C-93m. Close captioning.
by Roger Fristoe
Take Me Out to the Ball Game
A July 1948 Hollywood Reporter news item notes that actor Richard Lane replaced James Gleason, who withdrew from the cast due to an illness. According to a December 1948 article in Parade, $38,000 of the nearly $2,000,000 spent on the film was used to shoot the two-and-a-half minute scene in which Betty Garrett chases Frank Sinatra through the bleachers of a baseball stadium. The scene took two months to plan and involved over sixty crew members. The article also notes that the song heard during the chase, "It's Fate, Baby, It's Fate," was recorded by Garrett and Sinatra in a sound studio before the scene was filmed. The song was played back on large speakers in the stadium during the chase, and was later synchronized to match the action. According to the New York Times review Kelly and Sinatra's clowning sequences were inspired by the real life comic antics of baseball players Nick Altrock and Al Schacht.
Modern sources provide the following information about the film: The idea for the picture originated with Kelly, who thought up the story in the the summer of 1946 with help from choreographer and director Stanley Donen, who had hoped to co-direct the film with Kelly. Kelly came up with the idea after turning down a project suggested by producer Joe Pasternak in which he and Sinatra were to have played former sailors who buy a damaged aircraft carrier from the government and transform it into a nightclub. Kelly and Donen sold their story to M-G-M for $25,000, and their original synopsis listed Kelly, Frank Sinatra and Brooklyn Dodgers manager Leo Durocher in the three starring roles. Durocher was suggested for the role of an Irish American named "Shaughnessy," but his character was eventually changed to a Jewish character, played by Jules Munshin.

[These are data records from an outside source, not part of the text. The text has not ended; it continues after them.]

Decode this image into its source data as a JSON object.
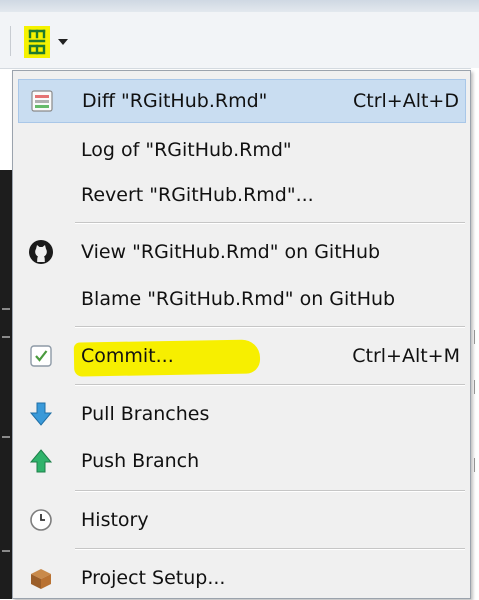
{
  "toolbar": {
    "git_button": {
      "icon": "git-icon",
      "accent": "#f5f200",
      "has_dropdown": true
    }
  },
  "menu": {
    "items": [
      {
        "label": "Diff \"RGitHub.Rmd\"",
        "shortcut": "Ctrl+Alt+D",
        "icon": "diff-icon",
        "highlighted": true
      },
      {
        "label": "Log of \"RGitHub.Rmd\"",
        "shortcut": "",
        "icon": ""
      },
      {
        "label": "Revert \"RGitHub.Rmd\"...",
        "shortcut": "",
        "icon": ""
      },
      {
        "label": "View \"RGitHub.Rmd\" on GitHub",
        "shortcut": "",
        "icon": "github-icon"
      },
      {
        "label": "Blame \"RGitHub.Rmd\" on GitHub",
        "shortcut": "",
        "icon": ""
      },
      {
        "label": "Commit...",
        "shortcut": "Ctrl+Alt+M",
        "icon": "commit-checkbox-icon",
        "highlighter": "#f7ef00"
      },
      {
        "label": "Pull Branches",
        "shortcut": "",
        "icon": "pull-arrow-icon"
      },
      {
        "label": "Push Branch",
        "shortcut": "",
        "icon": "push-arrow-icon"
      },
      {
        "label": "History",
        "shortcut": "",
        "icon": "clock-icon"
      },
      {
        "label": "Project Setup...",
        "shortcut": "",
        "icon": "box-icon"
      }
    ]
  },
  "colors": {
    "hover_bg": "#c9ddf1",
    "menu_bg": "#f0f0f0",
    "pull_arrow": "#3a9ad9",
    "push_arrow": "#2fb36b"
  }
}
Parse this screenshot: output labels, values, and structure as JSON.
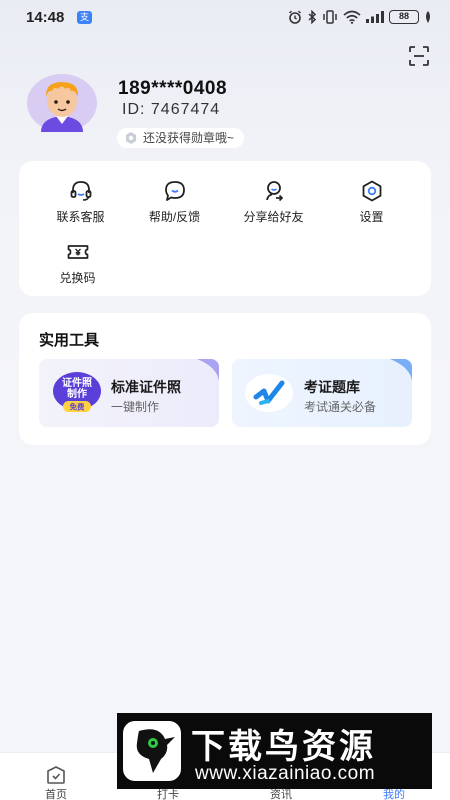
{
  "status_bar": {
    "time": "14:48",
    "app_badge": "支",
    "battery": "88"
  },
  "profile": {
    "phone": "189****0408",
    "id_text": "ID:  7467474",
    "medal_text": "还没获得勋章哦~"
  },
  "quick_actions": [
    {
      "label": "联系客服",
      "icon": "headset-icon"
    },
    {
      "label": "帮助/反馈",
      "icon": "chat-bubble-icon"
    },
    {
      "label": "分享给好友",
      "icon": "share-user-icon"
    },
    {
      "label": "设置",
      "icon": "gear-icon"
    },
    {
      "label": "兑换码",
      "icon": "ticket-icon"
    }
  ],
  "tools": {
    "title": "实用工具",
    "items": [
      {
        "title": "标准证件照",
        "subtitle": "一键制作",
        "logo_line1": "证件照",
        "logo_line2": "制作",
        "logo_tag": "免费"
      },
      {
        "title": "考证题库",
        "subtitle": "考试通关必备"
      }
    ]
  },
  "bottom_nav": [
    {
      "label": "首页",
      "icon": "home-icon",
      "active": false
    },
    {
      "label": "打卡",
      "icon": "checkin-icon",
      "active": false
    },
    {
      "label": "资讯",
      "icon": "news-icon",
      "active": false
    },
    {
      "label": "我的",
      "icon": "profile-icon",
      "active": true
    }
  ],
  "watermark": {
    "title": "下载鸟资源",
    "url": "www.xiazainiao.com"
  },
  "colors": {
    "accent": "#3f7cf5",
    "card": "#ffffff",
    "background": "#f4f5f9"
  }
}
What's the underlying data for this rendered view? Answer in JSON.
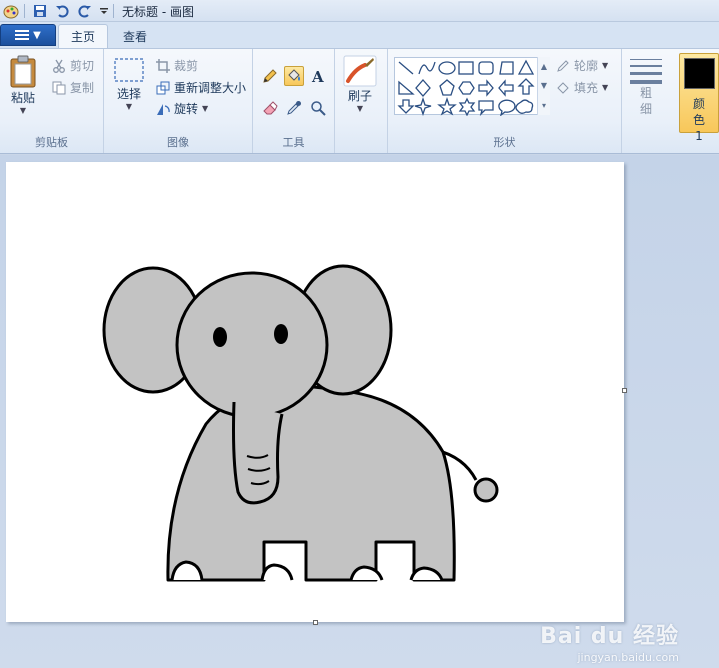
{
  "window": {
    "title": "无标题 - 画图"
  },
  "quick_access": {
    "icons": [
      "paint-app-icon",
      "save-icon",
      "undo-icon",
      "redo-icon",
      "customize-dropdown-icon"
    ]
  },
  "tabs": [
    {
      "label": "主页",
      "active": true
    },
    {
      "label": "查看",
      "active": false
    }
  ],
  "ribbon": {
    "clipboard": {
      "label": "剪贴板",
      "paste": "粘贴",
      "cut": "剪切",
      "copy": "复制"
    },
    "image": {
      "label": "图像",
      "select": "选择",
      "crop": "裁剪",
      "resize": "重新调整大小",
      "rotate": "旋转"
    },
    "tools": {
      "label": "工具",
      "active_tool": "fill"
    },
    "brushes": {
      "label": "刷子"
    },
    "shapes": {
      "label": "形状",
      "outline": "轮廓",
      "fill": "填充"
    },
    "size": {
      "label": "粗细"
    },
    "color1": {
      "label": "颜色 1",
      "value": "#000000"
    }
  },
  "canvas": {
    "drawing": "elephant",
    "colors": {
      "body": "#c3c3c3",
      "outline": "#000000",
      "background": "#ffffff"
    }
  },
  "watermark": {
    "brand": "Bai du 经验",
    "url": "jingyan.baidu.com"
  },
  "colors": {
    "accent": "#1b4f9c",
    "selected": "#f8c75a"
  }
}
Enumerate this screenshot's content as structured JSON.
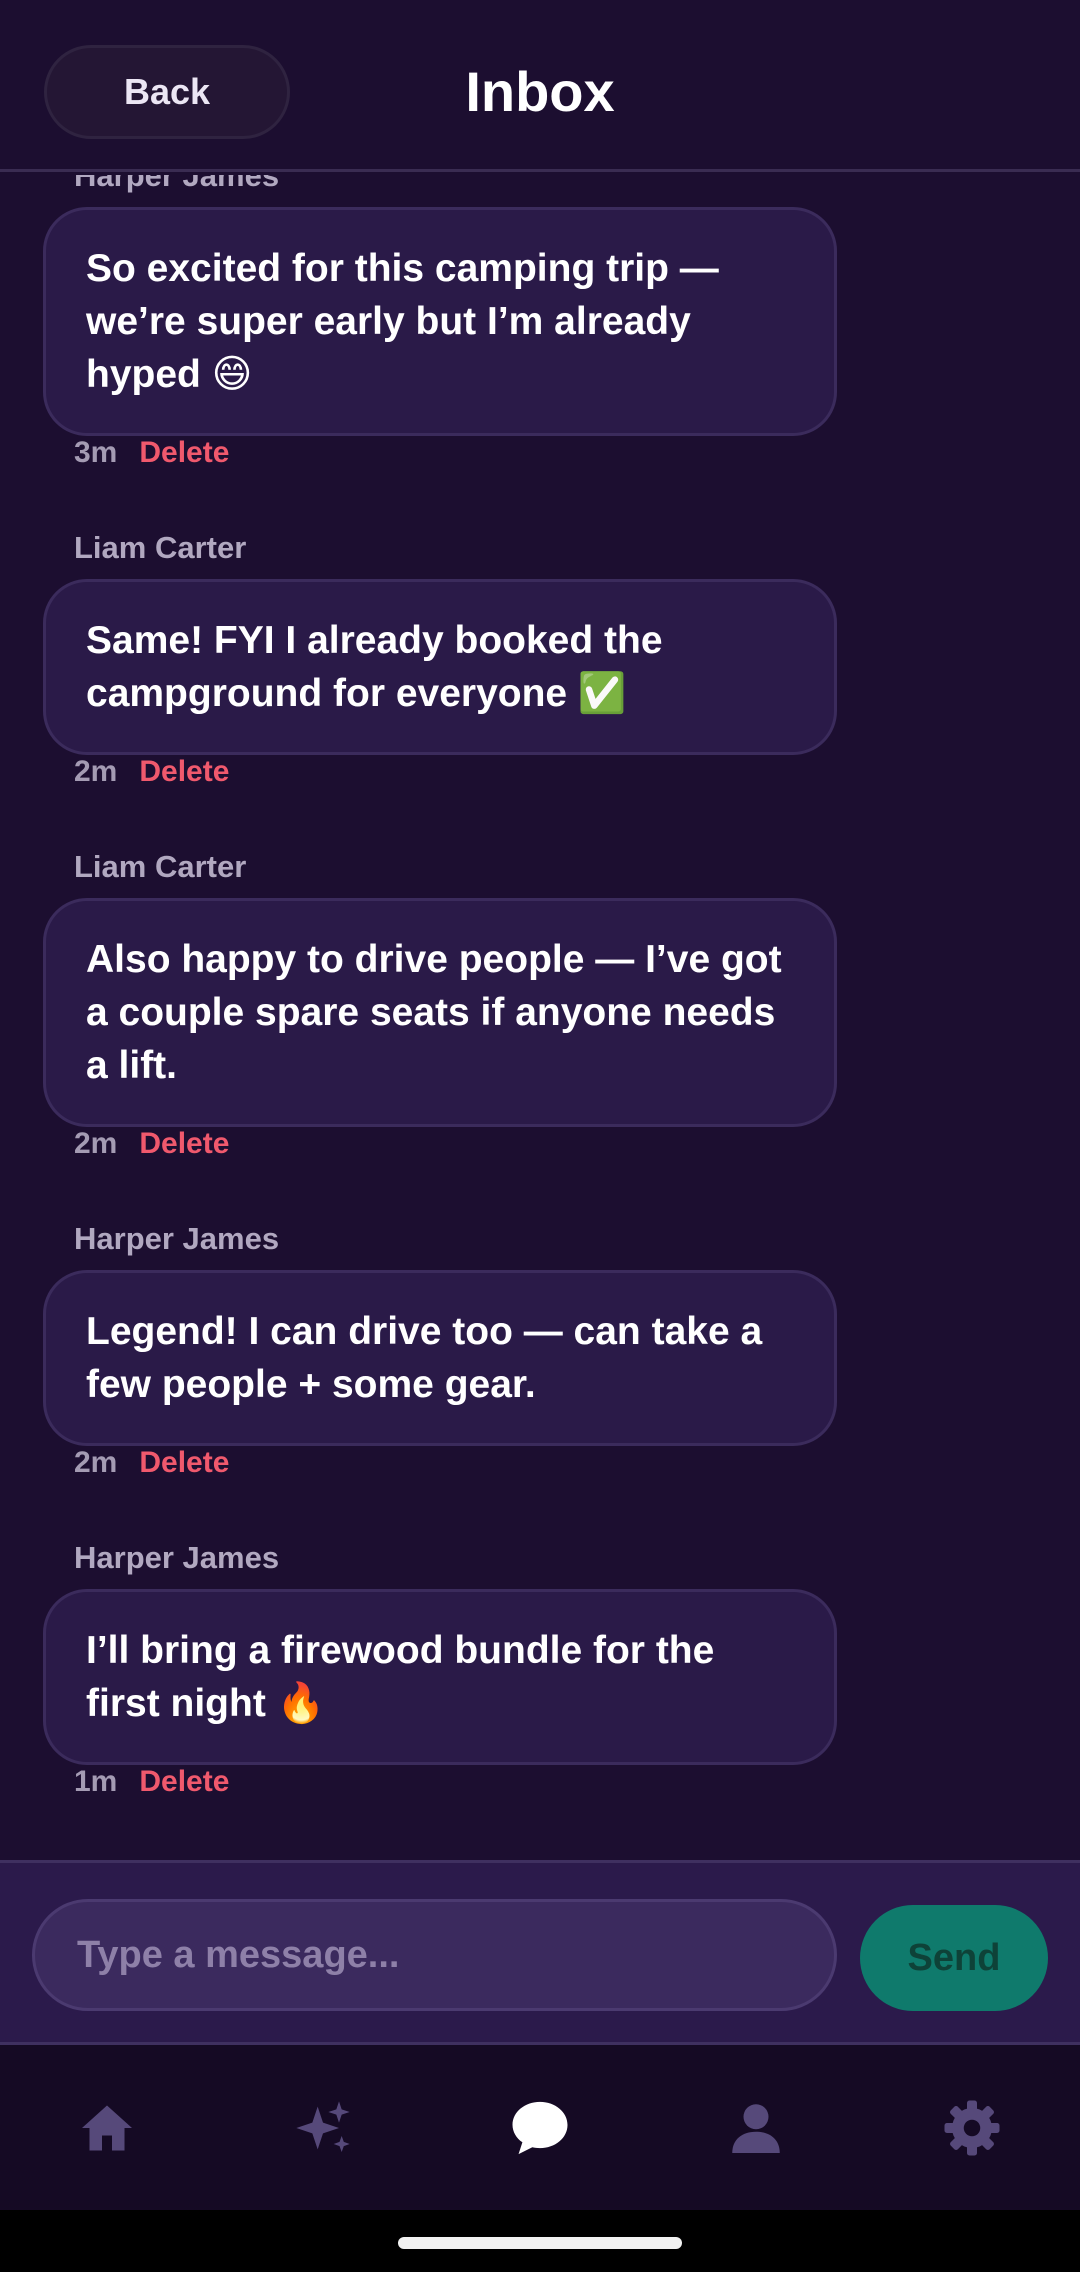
{
  "header": {
    "back_label": "Back",
    "title": "Inbox"
  },
  "messages": [
    {
      "sender": "Harper James",
      "text": "So excited for this camping trip — we’re super early but I’m already hyped 😄",
      "time": "3m",
      "delete_label": "Delete"
    },
    {
      "sender": "Liam Carter",
      "text": "Same! FYI I already booked the campground for everyone ✅",
      "time": "2m",
      "delete_label": "Delete"
    },
    {
      "sender": "Liam Carter",
      "text": "Also happy to drive people — I’ve got a couple spare seats if anyone needs a lift.",
      "time": "2m",
      "delete_label": "Delete"
    },
    {
      "sender": "Harper James",
      "text": "Legend! I can drive too — can take a few people + some gear.",
      "time": "2m",
      "delete_label": "Delete"
    },
    {
      "sender": "Harper James",
      "text": "I’ll bring a firewood bundle for the first night 🔥",
      "time": "1m",
      "delete_label": "Delete"
    }
  ],
  "composer": {
    "placeholder": "Type a message...",
    "send_label": "Send"
  },
  "nav": {
    "items": [
      {
        "icon": "home-icon"
      },
      {
        "icon": "sparkles-icon"
      },
      {
        "icon": "chat-icon",
        "active": true
      },
      {
        "icon": "profile-icon"
      },
      {
        "icon": "gear-icon"
      }
    ]
  },
  "colors": {
    "background": "#1c0e30",
    "bubble": "#2a1a48",
    "delete": "#f0596d",
    "send": "#0f7a6c"
  }
}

Modern sources also add that Kathryn Grayson was suggested for the female lead, but she was replaced by Judy Garland, who, in turn, was replaced by Esther Williams. George Wells wrote the first draft of the screenplay, but it was discarded when Williams was cast in the film. Also discarded was a score written by Harry Warren and Ralph Blane, which included the songs "Someone Like You," "If It Weren't for the Irish" and "The Boy in the Celluloid Collar." A new screenplay was written by Harry Tugend, and the new score was developed from songs written by Roger Edens, Adolph Green and Betty Comden. A biography of producer Arthur Freed indicates that Harry Crane contributed to the screenplay. The film's title song was a standard composed in 1908.
A song entitled "Boys and Girls Like You and Me," written by Richard Rodgers and Oscar Hammerstein II, was performed in the picture by Sinatra but was removed before a December 16, 1948 preview in Encino, CA. Take Me Out to the Ball Game was a box office hit, and Freed awarded Donen and Kelly the directorial assignment on On the Town based on their work on this film. The picture marked the first directorial outing for Busby Berkeley since Cinderlla Jones (released in 1946 but completed in 1944), and also was his final film as director. Berkeley continued to work on films until 1962, but only as a choreographer. The film also was editor Blance Sewell's last film. Sewell, who began editing films in the 1920s, died on February 3, 1949. According to a November 1951 news item, Erroll Joe Palmer, a writer also known as Erroll Paul, filed a $150,000 suit against M-G-M, charging that Take Me Out to the Ball Game was in part plagiarized from his original script "Base-Hits and Bloomers." No additional information on the disposition of this suit has been located.